Mongolia: the pink house of equities
January 27, 2011 4:06 pm
The world’s best-performing stock market last year was, of course, in an emerging economy. But rather than a steel-and-glass tower rising above a heaving megalopolis, it was in a cheerful pink former children’s cinema in Ulan Bator.
This is the Mongolian Stock Exchange, where share prices climbed 121 per cent in local currency terms in 2010 – more than any other market tracked by beyondbrics – and have jumped another 50 per cent this year.
The exchange has 340 or so listed companies, 45 brokers, and sees turnover of about $200,000 on a fast day. Mongolia itself has vast untapped reserves of coal, copper and gold, and because the exchange is open to foreign investment – unlike those in neighboring China – the Soviet-styled cinema house has become a focal point for investors betting that China’s growth will continue to fuel a commodities supercycle throughout the region.
Total capitalisation is now $1.4bn—or roughly one-fifth of Mongolia’s GDP (official GDP data for 2010 hasn’t come out yet).
Driving this growth has been an inflow of new capital, say investors, primarily from foreign funds that are looking to increase their exposure to the Mongolia story.
“We’ve been getting a lot of orders over the last month from our clients and pushing [the exchange] up,” says Lee Cashell, chairman of Asia Pacific Investment Partners, a Mongolia-focused investment group. Because of the small volumes on the exchange, “when you get up to a million USD you can really move the market.”

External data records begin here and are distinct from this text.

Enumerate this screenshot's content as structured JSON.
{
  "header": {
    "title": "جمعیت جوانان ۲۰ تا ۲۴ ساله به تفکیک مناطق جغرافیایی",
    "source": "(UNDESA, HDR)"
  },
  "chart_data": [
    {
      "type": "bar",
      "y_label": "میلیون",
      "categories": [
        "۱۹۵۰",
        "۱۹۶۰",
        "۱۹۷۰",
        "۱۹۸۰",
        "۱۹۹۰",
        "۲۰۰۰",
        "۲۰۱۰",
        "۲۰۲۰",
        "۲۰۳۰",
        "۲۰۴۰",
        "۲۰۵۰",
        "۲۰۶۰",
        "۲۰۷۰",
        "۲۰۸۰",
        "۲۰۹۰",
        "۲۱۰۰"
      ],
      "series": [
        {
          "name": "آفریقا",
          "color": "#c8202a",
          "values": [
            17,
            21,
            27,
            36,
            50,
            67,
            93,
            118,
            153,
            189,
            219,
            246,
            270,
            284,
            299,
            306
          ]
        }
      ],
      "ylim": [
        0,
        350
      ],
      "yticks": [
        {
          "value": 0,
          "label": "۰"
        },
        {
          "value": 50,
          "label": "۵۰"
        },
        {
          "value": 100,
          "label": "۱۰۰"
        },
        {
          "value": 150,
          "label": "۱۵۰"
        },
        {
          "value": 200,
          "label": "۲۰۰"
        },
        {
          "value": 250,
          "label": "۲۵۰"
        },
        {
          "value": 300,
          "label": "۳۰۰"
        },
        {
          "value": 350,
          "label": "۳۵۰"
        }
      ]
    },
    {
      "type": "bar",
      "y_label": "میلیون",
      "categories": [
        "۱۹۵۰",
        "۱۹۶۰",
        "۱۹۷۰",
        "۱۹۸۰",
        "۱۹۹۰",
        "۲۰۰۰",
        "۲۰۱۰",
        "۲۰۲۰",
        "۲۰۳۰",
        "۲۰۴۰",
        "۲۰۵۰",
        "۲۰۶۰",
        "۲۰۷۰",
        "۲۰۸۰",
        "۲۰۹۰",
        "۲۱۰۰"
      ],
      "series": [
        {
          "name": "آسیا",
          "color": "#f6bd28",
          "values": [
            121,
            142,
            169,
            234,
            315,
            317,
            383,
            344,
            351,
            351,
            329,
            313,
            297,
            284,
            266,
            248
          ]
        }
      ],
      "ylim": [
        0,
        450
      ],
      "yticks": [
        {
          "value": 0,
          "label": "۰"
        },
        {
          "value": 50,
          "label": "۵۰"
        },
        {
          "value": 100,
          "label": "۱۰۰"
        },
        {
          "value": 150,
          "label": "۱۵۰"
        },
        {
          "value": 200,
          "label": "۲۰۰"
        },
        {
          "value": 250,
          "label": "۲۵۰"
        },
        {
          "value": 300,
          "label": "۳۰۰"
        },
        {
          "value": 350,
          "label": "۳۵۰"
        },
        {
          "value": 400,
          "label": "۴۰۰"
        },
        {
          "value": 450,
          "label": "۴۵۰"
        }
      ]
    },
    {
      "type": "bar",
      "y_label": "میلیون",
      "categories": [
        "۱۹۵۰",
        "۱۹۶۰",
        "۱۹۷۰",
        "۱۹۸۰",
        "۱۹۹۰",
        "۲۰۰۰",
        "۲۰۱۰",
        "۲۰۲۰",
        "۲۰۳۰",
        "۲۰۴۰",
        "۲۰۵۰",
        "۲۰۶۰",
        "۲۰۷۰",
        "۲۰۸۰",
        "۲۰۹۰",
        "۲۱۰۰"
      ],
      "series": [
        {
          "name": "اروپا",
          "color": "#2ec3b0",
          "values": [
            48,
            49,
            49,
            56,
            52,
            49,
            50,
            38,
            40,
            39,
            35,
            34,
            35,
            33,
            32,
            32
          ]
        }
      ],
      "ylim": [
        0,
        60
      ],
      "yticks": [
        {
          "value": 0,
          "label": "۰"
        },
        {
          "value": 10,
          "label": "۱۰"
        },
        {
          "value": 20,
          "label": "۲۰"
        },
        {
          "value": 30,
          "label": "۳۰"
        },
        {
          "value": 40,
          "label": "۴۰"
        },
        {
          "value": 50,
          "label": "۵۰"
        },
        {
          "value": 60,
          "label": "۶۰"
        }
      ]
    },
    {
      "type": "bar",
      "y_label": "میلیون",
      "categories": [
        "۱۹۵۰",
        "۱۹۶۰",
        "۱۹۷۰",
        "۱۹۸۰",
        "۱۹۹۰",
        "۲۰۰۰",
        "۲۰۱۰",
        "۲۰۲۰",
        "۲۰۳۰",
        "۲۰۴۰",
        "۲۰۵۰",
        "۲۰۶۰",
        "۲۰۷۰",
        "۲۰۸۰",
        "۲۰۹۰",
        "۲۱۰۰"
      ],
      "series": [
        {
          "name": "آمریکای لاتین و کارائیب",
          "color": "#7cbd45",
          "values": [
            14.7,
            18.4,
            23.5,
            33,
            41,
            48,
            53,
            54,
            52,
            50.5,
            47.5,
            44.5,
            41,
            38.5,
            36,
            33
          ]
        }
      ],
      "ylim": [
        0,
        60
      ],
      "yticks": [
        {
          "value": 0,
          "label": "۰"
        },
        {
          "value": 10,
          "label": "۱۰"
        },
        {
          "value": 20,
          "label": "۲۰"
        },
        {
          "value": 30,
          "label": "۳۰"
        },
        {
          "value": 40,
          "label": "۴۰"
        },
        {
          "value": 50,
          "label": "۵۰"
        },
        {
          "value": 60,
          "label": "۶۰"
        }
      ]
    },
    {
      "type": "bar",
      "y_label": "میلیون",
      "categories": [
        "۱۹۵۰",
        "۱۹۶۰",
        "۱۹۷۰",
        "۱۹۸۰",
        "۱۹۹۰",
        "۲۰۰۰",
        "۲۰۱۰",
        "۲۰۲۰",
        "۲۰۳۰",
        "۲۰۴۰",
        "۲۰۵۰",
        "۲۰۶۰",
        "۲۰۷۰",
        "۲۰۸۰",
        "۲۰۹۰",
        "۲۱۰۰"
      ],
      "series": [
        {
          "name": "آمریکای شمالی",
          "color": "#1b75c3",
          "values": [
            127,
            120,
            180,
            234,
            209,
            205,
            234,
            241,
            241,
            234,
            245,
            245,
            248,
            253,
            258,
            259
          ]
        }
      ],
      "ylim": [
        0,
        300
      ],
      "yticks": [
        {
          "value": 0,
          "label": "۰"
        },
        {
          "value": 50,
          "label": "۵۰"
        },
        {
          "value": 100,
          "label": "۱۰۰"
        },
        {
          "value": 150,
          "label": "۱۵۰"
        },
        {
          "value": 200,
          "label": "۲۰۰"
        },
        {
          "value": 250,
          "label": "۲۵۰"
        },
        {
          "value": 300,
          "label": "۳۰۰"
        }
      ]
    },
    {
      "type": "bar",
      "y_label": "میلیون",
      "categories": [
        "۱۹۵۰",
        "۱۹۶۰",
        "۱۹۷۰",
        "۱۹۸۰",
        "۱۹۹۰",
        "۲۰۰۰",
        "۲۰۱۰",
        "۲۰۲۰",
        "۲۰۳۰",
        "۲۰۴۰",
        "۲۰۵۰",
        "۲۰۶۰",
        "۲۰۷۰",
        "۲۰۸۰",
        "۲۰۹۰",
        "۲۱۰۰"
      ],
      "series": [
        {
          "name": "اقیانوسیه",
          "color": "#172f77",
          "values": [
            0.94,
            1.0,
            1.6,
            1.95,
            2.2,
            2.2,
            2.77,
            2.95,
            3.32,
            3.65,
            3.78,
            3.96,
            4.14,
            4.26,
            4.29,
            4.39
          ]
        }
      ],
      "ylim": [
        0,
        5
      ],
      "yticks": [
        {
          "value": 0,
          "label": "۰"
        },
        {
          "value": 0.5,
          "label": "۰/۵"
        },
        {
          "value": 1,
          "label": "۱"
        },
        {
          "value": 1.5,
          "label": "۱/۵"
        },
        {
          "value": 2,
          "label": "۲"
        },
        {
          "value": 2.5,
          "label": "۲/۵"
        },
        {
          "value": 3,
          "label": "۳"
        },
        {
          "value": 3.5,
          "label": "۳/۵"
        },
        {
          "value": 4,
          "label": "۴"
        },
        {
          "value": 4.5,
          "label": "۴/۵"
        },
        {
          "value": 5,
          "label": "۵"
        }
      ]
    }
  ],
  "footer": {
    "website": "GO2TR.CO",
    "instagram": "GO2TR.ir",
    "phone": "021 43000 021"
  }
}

Anticipating enormous copper and gold revenues over the next decade the Mongolian state is building infrastructure to cope with rising investment.
While this includes physical infrastructure in the form of roads and railways, financial infrastructure is also an important project for the technocratic government.
Mongolia’s prime minister has over the past year repeatedly stressed the need to deepen the capitalisation of the stock exchange, in part through privatising state-owned assets and listing them on both the Hong Kong and the Mongolian exchange.
Sardor Koshnazarov, head of research for Eurasia Capital, says: “Fresh capital and new investors, both institutional and individuals, are coming into the Mongolia equities markets. . . we will not be surprised if Mongolia keeps its title [as best performing stock market] for the whole year again.” According to some analysts, foreign investment accounts for between 10 and 30 per cent of the value of the exchange.
So is Ulan Bator the next big bubble? Not according to Cashell. “It’s not that the stock market is a bubble, it’s more that there is a bottleneck there,” he says, citing the lack of new issuance during the last 18 months. “There is not a lot for sale right now because people expect that prices will continue to go up this year,” he explains.
The exchange could be getting an overhaul soon thanks to a partnership agreement with the London Stock Exchange. In Ulan Bator, traders are already buzzing about the idea of a 24-hour exchange linked with London traders that could boost liquidity in the market. But for now, the pink house seems to be doing just fine.